I’m reading My Southern Journey by Rick Bragg right now. Well, actually, I’m listening to it on Audibles. Rick Bragg reads it himself, and he has this fine Southern voice and it’s like listening to a story teller rocking back and forth on his front porch talking all about Southern cookin’. Because two hours into the book and every single story has been about food.
Today, driving to work my mouth watered as I listened to Rick Bragg’s deliciously Southern accent discuss oysters and cole slaw, fried chicken and pork cracklins, then grouper sandwiches. The man has an obsession with food, and his book has succeeded in making me thoroughly and completely hungry. He’s also reminded me of the good cooking I grew up with. My poor children have not had the same experience, because butter, fat, and Crisco oil all clog arteries and organic is in these days–even in the deep South. Plus, I care about my waistline and I want to make sure I’m healthy so I can live a long life. Everything kills you these days, but I’d at least like to try to lengthen my life by eating healthy and exercising. And then there’s the time it takes to cook good, Southern, home cooked meals. In our fast paced world, I simply don’t have the time to cook. My husband does most of the cooking, and he grew up with an Italian grandmother so you can imagine what we eat: pasta and pizza.
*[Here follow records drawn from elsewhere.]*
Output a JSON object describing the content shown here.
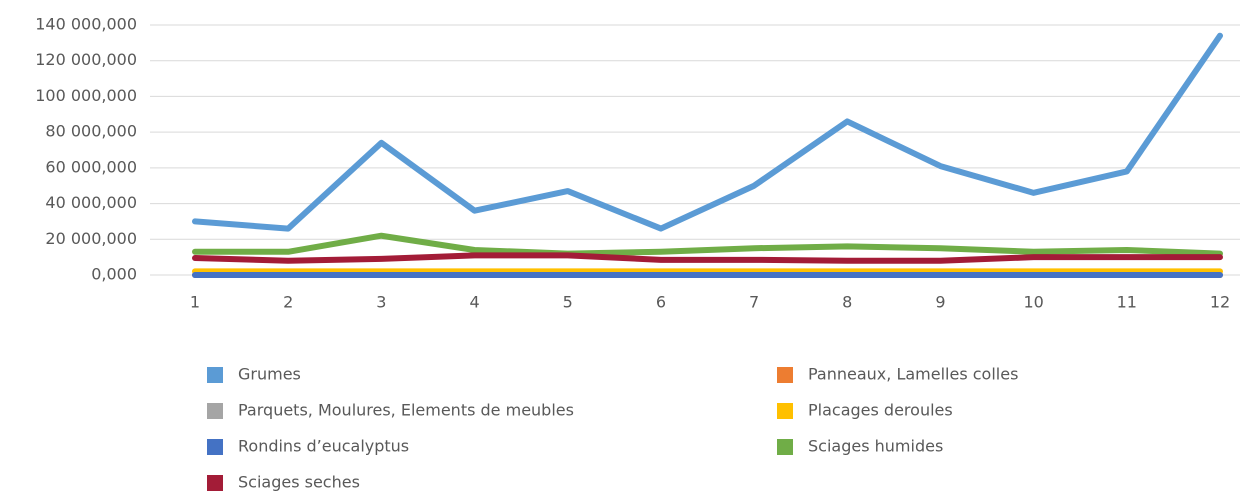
{
  "chart_data": {
    "type": "line",
    "categories": [
      "1",
      "2",
      "3",
      "4",
      "5",
      "6",
      "7",
      "8",
      "9",
      "10",
      "11",
      "12"
    ],
    "series": [
      {
        "name": "Grumes",
        "color": "#5b9bd5",
        "values": [
          30000000,
          26000000,
          74000000,
          36000000,
          47000000,
          26000000,
          50000000,
          86000000,
          61000000,
          46000000,
          58000000,
          134000000
        ]
      },
      {
        "name": "Panneaux, Lamelles colles",
        "color": "#ed7d31",
        "values": [
          0,
          0,
          0,
          0,
          0,
          0,
          0,
          0,
          0,
          0,
          0,
          0
        ]
      },
      {
        "name": "Parquets, Moulures, Elements de meubles",
        "color": "#a5a5a5",
        "values": [
          0,
          0,
          0,
          0,
          0,
          0,
          0,
          0,
          0,
          0,
          0,
          0
        ]
      },
      {
        "name": "Placages deroules",
        "color": "#ffc000",
        "values": [
          2000000,
          2000000,
          2000000,
          2000000,
          2000000,
          2000000,
          2000000,
          2000000,
          2000000,
          2000000,
          2000000,
          2000000
        ]
      },
      {
        "name": "Rondins d’eucalyptus",
        "color": "#4472c4",
        "values": [
          0,
          0,
          0,
          0,
          0,
          0,
          0,
          0,
          0,
          0,
          0,
          0
        ]
      },
      {
        "name": "Sciages humides",
        "color": "#70ad47",
        "values": [
          13000000,
          13000000,
          22000000,
          14000000,
          12000000,
          13000000,
          15000000,
          16000000,
          15000000,
          13000000,
          14000000,
          12000000
        ]
      },
      {
        "name": "Sciages seches",
        "color": "#a31c37",
        "values": [
          9500000,
          8000000,
          9000000,
          11000000,
          11000000,
          8500000,
          8500000,
          8000000,
          8000000,
          10000000,
          10000000,
          10000000
        ]
      }
    ],
    "ylim": [
      0,
      140000000
    ],
    "yticks": [
      {
        "value": 0,
        "label": "0,000"
      },
      {
        "value": 20000000,
        "label": "20 000,000"
      },
      {
        "value": 40000000,
        "label": "40 000,000"
      },
      {
        "value": 60000000,
        "label": "60 000,000"
      },
      {
        "value": 80000000,
        "label": "80 000,000"
      },
      {
        "value": 100000000,
        "label": "100 000,000"
      },
      {
        "value": 120000000,
        "label": "120 000,000"
      },
      {
        "value": 140000000,
        "label": "140 000,000"
      }
    ],
    "grid": true
  }
}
I was raised in Montgomery, Alabama. Not born there. As a kid, I used to love to brag that I was born in San Francisco, California. It gave me credit as something other than a Southerner. I rarely told people I’d lived there for less than a year, then moved on to New Orleans and lived in Montgomery by the time I was two. Why expound when one could brag about their non-provincial roots? Touting that I came from California made me special or different, at least in my eyes, and I’d always prided myself on both.
Montgomery is not a small town, but it has a small town feel. There is plenty of gossip. There are plenty of ways for stories to get back to your mother and father. Everywhere I went, growing up, someone knew my parents. And in my house there was plenty of good Southern food. Plates of comfort served hot.
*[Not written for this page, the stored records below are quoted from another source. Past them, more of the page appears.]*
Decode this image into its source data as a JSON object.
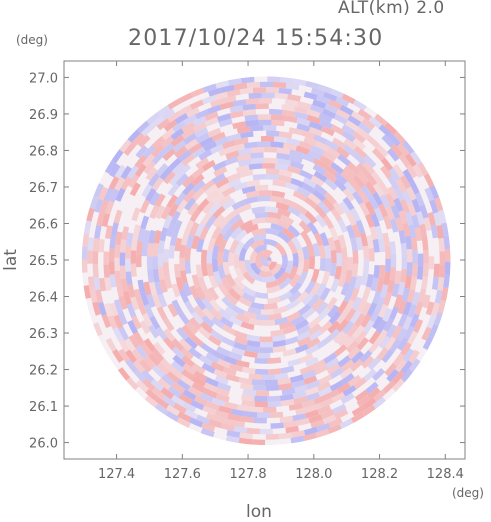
{
  "header": {
    "altitude_label": "ALT(km)  2.0",
    "timestamp": "2017/10/24  15:54:30"
  },
  "chart_data": {
    "type": "heatmap",
    "title": "2017/10/24  15:54:30",
    "subtitle": "ALT(km)  2.0",
    "xlabel": "lon",
    "ylabel": "lat",
    "x_unit": "(deg)",
    "y_unit": "(deg)",
    "xlim": [
      127.24,
      128.46
    ],
    "ylim": [
      25.955,
      27.045
    ],
    "x_ticks": [
      127.4,
      127.6,
      127.8,
      128.0,
      128.2,
      128.4
    ],
    "x_tick_labels": [
      "127.4",
      "127.6",
      "127.8",
      "128.0",
      "128.2",
      "128.4"
    ],
    "y_ticks": [
      26.0,
      26.1,
      26.2,
      26.3,
      26.4,
      26.5,
      26.6,
      26.7,
      26.8,
      26.9,
      27.0
    ],
    "y_tick_labels": [
      "26.0",
      "26.1",
      "26.2",
      "26.3",
      "26.4",
      "26.5",
      "26.6",
      "26.7",
      "26.8",
      "26.9",
      "27.0"
    ],
    "radar_center": [
      127.855,
      26.498
    ],
    "radar_range_deg_lat": 0.505,
    "grid": false,
    "colors": {
      "positive": "#f4a0a0",
      "negative": "#a8a8f4",
      "axis": "#808080",
      "text": "#666666"
    }
  }
}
My mom learned most of her cooking in New Orleans it seems. Her specialties were cajun in nature: seafood gumbo, red beans and rice, barbecue shrimp (which is just shrimp drenched in butter with slices of lemon–or so it seems). When my mom made red beans and rice, she always set out the oil and vinegar for us to add plus scallions. I still like it that way, soaked with yellow olive oil and so vinegary it almost taste tart. I’d eat the red beans and rice, but my taste buds relished the sausage which were always tender from being soaked in the juices of the soup. To this day, this is my favorite recipe of my mother’s but she doesn’t make it anymore because she and my dad are now vegetarian.
Today after I listened to Rick Bragg drone on and on about Southern food I decided I just had to have some fried chicken. I went with a coworker to Martin’s. Martin’s Restaurant is a Montgomery staple and has been around forever. When I was a kid, Patrick Swayze (RIP) even stopped by one day to get some fried chicken. I was heartbroken we didn’t eat there that night, because I had a thing for Swayze after seeming him gyrate his hips in Dirty Dancing. Martin’s has the best fried chicken in town. Since I’m still not running (tomorrow, hopefully), I just had one breast accompanied by cornbread, collard greens, and of course, fried green tomatoes. You should stop by and have a meat and three one day. And don’t forget the sweet tea.